Immagine: Amnesty International

 

Secondo Amnesty, i paesi ricchi come quelli dell’Unione europea si stanno sottraendo alle loro responsabilità invece di affrontare la questione. L’UE ha eretto barriere alle frontiere, ha schierato un numero sempre maggiore di militari di frontiera e ha stretto accordi con i paesi vicini per tenere lontane le persone.

I 10 paesi che sopportano il peso sono al punto di rottura, mettendo i rifugiati in situazioni sempre più vulnerabili. In Pakistan, il terzo Paese col maggior numero di rifugiati, le autorità hanno inviato più di 10.000 fuggitivi afghani. In Kenya, sede di uno dei più grandi campi profughi del mondo, Dadaab, gli sfollati vengono costretti a tornare in Somalia. I 21 milioni di persone che sono state costrette a fuggire costituiscono solo lo 0,3% della popolazione del pianeta. Se ogni paese aumentasse la sua quota di rifugiati solo di una frazione, la crisi sarebbe più che gestibile secondo il rapporto di Amnesty.

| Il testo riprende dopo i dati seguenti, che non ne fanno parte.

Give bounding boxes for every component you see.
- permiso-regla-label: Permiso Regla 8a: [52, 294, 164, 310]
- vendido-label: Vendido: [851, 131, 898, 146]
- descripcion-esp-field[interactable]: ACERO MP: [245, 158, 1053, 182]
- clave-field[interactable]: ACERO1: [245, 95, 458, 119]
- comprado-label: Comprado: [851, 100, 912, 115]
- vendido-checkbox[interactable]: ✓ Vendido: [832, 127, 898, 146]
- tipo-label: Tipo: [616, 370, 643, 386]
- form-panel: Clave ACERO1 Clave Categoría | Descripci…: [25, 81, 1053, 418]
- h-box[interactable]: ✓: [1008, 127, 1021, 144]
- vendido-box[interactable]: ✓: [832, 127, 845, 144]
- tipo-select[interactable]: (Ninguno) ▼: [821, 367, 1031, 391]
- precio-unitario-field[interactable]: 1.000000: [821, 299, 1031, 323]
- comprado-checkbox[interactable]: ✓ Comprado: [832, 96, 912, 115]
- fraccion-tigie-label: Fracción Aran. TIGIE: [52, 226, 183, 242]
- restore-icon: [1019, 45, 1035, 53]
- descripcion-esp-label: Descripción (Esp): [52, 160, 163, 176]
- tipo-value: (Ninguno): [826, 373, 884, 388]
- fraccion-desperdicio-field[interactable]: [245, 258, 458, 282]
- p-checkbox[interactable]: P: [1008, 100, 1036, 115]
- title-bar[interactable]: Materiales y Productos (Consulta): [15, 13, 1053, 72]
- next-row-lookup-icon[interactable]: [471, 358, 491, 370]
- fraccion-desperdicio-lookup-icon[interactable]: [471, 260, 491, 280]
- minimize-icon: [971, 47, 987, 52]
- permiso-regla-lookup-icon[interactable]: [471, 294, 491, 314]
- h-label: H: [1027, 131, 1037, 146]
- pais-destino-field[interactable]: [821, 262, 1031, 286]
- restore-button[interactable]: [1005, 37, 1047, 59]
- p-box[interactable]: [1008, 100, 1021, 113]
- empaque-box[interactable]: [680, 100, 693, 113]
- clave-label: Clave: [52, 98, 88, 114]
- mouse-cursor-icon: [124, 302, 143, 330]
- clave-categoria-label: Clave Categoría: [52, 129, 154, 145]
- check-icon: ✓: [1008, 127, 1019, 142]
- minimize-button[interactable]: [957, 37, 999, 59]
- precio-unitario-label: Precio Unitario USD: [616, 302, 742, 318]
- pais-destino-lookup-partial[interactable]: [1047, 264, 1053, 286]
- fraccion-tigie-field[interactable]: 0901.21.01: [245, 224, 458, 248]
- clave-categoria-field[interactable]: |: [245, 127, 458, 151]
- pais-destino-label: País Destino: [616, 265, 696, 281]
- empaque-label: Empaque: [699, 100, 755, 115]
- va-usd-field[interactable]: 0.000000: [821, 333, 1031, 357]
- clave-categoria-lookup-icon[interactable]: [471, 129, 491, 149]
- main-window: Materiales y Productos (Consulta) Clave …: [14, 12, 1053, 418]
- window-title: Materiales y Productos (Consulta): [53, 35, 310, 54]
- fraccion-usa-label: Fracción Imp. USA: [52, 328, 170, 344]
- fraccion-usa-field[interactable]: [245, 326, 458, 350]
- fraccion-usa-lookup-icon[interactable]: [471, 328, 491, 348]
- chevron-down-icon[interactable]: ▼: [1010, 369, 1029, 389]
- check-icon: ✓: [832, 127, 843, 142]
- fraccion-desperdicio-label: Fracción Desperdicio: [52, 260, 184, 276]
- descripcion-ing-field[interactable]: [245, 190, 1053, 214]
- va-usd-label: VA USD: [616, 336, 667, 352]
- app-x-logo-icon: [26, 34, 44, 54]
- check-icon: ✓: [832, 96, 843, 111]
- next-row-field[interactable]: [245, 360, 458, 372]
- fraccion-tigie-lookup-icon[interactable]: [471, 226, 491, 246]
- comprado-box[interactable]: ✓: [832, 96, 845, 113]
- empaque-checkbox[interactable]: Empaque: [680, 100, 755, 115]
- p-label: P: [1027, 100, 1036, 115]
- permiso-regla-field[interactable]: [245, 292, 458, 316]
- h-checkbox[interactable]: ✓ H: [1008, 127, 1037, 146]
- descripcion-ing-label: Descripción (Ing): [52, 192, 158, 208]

Ho avuto la possibilità di fare un’esperienza indiretta su Al Zaatari Camp, il campo profughi costruito dal governo giordano per accogliere i profughi siriani. Il campo oggi conta 90.000 persone, insomma una città, abitata però da gente scappata nel 2011 dal proprio Paese per sopravvivere che ha dovuto crescere li i bambini. Una città senza strade, con acqua in parte razionata, con l’energia elettrica somministrata 12 ore al giorno. Persone che vorrebbero, se non ritornare a casa, solo la normalità.